During the research, customers come in contact with various acquisition channels available for the product. There are four ways a customer gets in touch with your product.

  • Direct Channel: When customer directly enters the URL and visits your webpage.
  • Organic Channel: Your product or website appeared on the search results and customer clicked to visit website.
  • Paid Channel: Pay-per-click campaigns and social media campaigns are examples where customer clicks on the link of your website.
  • Referral Channel: Referral links are non-direct and unpaid links to your website.

When customer goes through these channels to finally purchase your product, we get multi-channel attribution. Google Analytics helps to track these channels. However, you can try other web analytics tools too.

Types of Attribution Models

These are some of the common attribution models:

Last Interaction Attribution Model

Last interaction attribution model is a simple model where the complete credit for a sale is given to the last channel in the model. Google Analytics uses last click model as the default settings.

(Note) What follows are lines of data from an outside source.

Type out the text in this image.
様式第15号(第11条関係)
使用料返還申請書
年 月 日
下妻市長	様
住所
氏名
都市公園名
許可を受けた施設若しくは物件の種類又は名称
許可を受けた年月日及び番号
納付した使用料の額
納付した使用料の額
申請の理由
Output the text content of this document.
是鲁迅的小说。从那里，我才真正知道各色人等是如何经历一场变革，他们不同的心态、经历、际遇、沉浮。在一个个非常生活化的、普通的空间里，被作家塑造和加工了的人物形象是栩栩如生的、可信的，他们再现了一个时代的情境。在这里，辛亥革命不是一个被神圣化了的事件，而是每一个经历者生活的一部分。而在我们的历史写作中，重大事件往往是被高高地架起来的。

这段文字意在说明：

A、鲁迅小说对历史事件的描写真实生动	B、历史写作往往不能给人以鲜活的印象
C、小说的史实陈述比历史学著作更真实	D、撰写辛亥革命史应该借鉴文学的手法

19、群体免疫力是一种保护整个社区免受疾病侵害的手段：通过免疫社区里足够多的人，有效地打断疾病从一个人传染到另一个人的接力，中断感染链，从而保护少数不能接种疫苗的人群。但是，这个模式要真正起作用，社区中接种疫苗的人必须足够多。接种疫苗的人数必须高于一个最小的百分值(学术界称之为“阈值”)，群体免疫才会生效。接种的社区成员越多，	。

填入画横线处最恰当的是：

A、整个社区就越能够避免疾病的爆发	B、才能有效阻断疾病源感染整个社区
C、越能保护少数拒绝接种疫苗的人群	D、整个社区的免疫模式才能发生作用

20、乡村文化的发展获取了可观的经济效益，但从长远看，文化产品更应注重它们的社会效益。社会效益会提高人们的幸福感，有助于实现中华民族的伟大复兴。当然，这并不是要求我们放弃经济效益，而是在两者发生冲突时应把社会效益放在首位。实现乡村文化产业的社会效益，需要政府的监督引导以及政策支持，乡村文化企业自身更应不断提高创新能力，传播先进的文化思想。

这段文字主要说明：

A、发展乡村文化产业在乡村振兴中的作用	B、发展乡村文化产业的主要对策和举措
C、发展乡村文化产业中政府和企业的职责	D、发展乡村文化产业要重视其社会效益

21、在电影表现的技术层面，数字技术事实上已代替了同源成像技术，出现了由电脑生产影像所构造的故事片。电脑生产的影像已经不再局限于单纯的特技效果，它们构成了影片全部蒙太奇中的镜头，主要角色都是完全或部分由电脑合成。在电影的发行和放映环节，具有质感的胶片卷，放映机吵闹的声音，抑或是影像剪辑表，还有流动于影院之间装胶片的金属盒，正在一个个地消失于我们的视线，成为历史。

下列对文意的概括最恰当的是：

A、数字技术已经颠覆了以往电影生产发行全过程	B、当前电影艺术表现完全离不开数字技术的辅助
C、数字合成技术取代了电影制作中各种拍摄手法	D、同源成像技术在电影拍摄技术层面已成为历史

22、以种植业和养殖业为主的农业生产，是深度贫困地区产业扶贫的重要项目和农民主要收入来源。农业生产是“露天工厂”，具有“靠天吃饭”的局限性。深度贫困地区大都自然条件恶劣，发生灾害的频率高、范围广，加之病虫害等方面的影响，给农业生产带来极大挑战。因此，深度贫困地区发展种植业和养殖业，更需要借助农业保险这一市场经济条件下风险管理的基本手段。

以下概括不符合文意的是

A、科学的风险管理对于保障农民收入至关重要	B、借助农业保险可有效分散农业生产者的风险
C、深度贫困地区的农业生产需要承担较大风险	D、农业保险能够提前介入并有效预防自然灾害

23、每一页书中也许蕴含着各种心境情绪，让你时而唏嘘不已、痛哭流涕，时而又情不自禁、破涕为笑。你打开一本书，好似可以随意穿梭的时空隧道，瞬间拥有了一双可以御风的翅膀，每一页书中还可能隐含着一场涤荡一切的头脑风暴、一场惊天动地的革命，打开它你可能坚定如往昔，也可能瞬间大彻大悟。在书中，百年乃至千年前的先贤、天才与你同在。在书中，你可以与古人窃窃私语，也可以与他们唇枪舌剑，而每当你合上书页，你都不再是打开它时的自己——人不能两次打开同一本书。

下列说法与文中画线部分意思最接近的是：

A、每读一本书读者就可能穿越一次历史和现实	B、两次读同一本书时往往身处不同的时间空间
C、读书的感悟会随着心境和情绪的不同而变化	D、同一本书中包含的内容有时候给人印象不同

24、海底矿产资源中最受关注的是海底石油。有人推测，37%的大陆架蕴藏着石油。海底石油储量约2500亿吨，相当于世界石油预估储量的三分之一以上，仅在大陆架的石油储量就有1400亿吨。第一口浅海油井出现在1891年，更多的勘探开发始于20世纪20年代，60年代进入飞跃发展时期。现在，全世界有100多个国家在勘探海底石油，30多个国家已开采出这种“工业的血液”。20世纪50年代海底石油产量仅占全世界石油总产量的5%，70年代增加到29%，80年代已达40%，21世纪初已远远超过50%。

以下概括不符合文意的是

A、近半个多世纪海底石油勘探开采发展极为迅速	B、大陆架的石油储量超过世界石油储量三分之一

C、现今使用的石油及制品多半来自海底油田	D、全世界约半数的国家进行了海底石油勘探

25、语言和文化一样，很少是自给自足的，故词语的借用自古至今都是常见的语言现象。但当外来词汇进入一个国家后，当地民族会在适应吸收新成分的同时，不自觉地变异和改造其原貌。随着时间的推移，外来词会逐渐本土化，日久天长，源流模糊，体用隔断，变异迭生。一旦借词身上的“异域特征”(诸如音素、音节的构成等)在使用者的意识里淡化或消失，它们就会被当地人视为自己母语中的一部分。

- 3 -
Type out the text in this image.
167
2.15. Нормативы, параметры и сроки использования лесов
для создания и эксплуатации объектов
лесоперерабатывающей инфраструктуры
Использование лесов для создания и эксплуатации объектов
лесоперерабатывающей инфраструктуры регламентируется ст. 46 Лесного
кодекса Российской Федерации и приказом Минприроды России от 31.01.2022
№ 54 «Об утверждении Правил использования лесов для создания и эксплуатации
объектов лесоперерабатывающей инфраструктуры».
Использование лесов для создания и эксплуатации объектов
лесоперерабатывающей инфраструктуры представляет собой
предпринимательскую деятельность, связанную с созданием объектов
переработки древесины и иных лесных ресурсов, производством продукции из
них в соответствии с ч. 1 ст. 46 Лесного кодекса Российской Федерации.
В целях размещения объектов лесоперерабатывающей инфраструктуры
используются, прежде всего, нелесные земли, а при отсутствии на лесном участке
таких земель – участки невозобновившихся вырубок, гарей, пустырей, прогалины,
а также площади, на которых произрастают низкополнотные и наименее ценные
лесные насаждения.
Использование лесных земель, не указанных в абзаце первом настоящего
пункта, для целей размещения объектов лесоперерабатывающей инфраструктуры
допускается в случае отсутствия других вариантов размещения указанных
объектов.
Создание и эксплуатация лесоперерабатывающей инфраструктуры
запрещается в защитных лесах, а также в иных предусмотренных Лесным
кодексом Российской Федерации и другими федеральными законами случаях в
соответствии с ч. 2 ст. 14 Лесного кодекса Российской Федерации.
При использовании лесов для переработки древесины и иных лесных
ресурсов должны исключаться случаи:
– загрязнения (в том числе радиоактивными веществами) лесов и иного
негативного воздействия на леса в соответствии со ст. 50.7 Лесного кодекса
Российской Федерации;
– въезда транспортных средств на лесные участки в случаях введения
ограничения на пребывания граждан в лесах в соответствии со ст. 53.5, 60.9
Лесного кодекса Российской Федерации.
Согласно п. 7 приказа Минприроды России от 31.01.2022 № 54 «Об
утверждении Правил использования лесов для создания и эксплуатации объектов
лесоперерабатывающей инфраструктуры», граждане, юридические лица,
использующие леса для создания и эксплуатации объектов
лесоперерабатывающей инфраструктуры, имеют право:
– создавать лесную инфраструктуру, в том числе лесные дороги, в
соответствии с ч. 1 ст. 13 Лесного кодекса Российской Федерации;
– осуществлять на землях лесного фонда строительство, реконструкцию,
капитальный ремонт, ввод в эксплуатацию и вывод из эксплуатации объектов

This model is simple and easy to use. Also, it highlights the conversion channel, based on these data campaigns primarily focused on conversion are created. But, at the same time, it ignores all other interactions of the conversion funnel.

First Interaction Attribution Model

First interaction attribution modeling gives the 100% credit to the first touch point that eventually leads to the conversion. In US, 37% organizations use first interaction model for their business.

It’s easy to use and implement too. First interaction model highlights channel that creates most awareness which is ideal for campaign primarily focused on awareness. But it limits the chance for the marketer to review and optimize other channels.

Linear Attribution Model

From the first interaction to last interaction, each touch point will get equal credits for the conversion. Linear model acts as a benchmark to compare other models.

The advantage of this model is that marketers equally focuses on every channel for better awareness and conversion. But it can be too much as a marketer is now required to create campaigns for every acquisition channel.

Time Decay Attribution Model

The touchpoint closer to conversion get the most credits and the channel next to the conversion channel will get slightly less credit than the conversion channel and so on. Similarly, as we go down the channels, the first interaction channel will get the least credit.

Time decay gives credit to each channel involved by focusing on the conversion channel. But, it still creates a situation where the first interaction might not get enough credits.

Position Based Attribution Model

The first and last interactions get the 40% credits each while the rest of the interactions divides the remaining 20% credits.

This model works efficiently for conversion based and awareness based programs by focusing on the first and last interactions. However, all the channels in between are ignored and some of them may actually have a big impact on your business.

Issues with Attribution Modelling

Attribution modeling doesn’t come without challenges. A report by AdExchanger stated, “The customer journey is never completely trackable.” This brings us to some major problems with attribution modeling.

What about offline stores?

Consider a case where customers saw a paid advertisement for products. Then customer did some google searches and checked the website for that product. But when it comes to making the purchase, the customer went to the offline store and made the purchase. Just because no digital conversion happened, attribution modeling will not be applied. However, the paid campaign and search results were major factors that lead to the ultimate sale.

How can we count external factors?

We can’t. Suppose one of your friends has suggested, purchase a certain headphone. Then you are more likely to purchase “that” headphone. But again, there is no means to accurately calculate the external factors.

Is attribution modeling data accurate?

It’s not. Tracking the user’s behaviour depends on cookies. But if customer uses tools that disable tracking the user’s performance, the collected data will be inaccurate.

Is there any perfect attribution model that always works perfectly?

Nobody actually understands which model works perfectly. There is no best model, each of them has its own pros and cons.

Final words

In order to reach out to their audience and potential buyer, the marketers make many efforts. Some of those efforts result in conversion while others don’t. But a marketer should know about these efforts and their results. And attribution modeling offers that.

Attribution modeling is a system to assign credits for the various channels that lead the customer to purchase your product. However, the models are not always perfect and results are not always accurate.

Then why use attribution modeling? Because marketers need something to start with, attribution modeling is not perfect but offers useful insights into user behaviour.